# How do you find the oxidation number of nitrogen in these molecules?

## $H N {O}_{3}$ ${N}_{2} {H}_{4}$ $N {O}_{2}^{+}$ ${N}_{2}$ $N {O}_{2}^{-}$ $N {O}_{2}$ ${N}_{2} {O}_{4}$ ${N}_{2} O$ $N O$

Oct 27, 2016

$H N {O}_{3}$ $\text{Nitrogen +V}$

#### Explanation:

${N}_{2} {H}_{4} ,$ $\text{Nitrogen -II}$

$N {O}_{2}^{+} ,$ $\text{Nitrogen +V}$

${N}_{2} ,$ $\text{Nitrogen 0}$

$N {O}_{2}^{-} ,$ $\text{Nitrogen +III}$

$N {O}_{2} ,$ $\text{Nitrogen +IV}$

${N}_{2} {H}_{4} ,$ $\text{Nitrogen -II}$

${N}_{2} O ,$ $\text{Nitrogen +I}$, $N \equiv {N}^{+} - {O}^{-}$, the terminal nitrogen is zerovalent, and the central $N$ is $+ I I$, i.e. average $+ I$ state.

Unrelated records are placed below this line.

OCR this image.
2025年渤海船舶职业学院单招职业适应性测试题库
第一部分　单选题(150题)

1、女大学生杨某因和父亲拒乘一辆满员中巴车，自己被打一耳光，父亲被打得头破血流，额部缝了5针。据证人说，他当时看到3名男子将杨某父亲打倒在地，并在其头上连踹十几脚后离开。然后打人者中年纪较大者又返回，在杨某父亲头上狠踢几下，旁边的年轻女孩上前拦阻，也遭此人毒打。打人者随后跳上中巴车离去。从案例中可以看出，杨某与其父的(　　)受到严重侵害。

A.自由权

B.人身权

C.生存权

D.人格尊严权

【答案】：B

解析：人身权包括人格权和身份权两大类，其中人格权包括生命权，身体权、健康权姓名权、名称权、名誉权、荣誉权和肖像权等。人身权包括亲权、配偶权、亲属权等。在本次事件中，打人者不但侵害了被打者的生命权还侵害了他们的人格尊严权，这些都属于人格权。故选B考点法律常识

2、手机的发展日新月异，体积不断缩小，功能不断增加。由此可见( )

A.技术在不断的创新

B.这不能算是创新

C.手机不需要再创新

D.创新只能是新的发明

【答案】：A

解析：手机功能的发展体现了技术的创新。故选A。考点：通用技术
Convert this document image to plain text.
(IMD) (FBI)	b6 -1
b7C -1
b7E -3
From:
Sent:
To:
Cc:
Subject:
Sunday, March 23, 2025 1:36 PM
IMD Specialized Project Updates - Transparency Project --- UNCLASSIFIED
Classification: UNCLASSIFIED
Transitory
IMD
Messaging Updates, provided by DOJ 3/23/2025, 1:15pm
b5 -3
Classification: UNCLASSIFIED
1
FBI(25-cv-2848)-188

${N}_{2} {O}_{4} ,$ $\text{Nitrogen +IV}$

$N O ,$ $\text{Nitrogen +II}$

I think I have got these right. Oxygen is more electronegative than nitrogen so it gets the electric charge in determining oxidation state.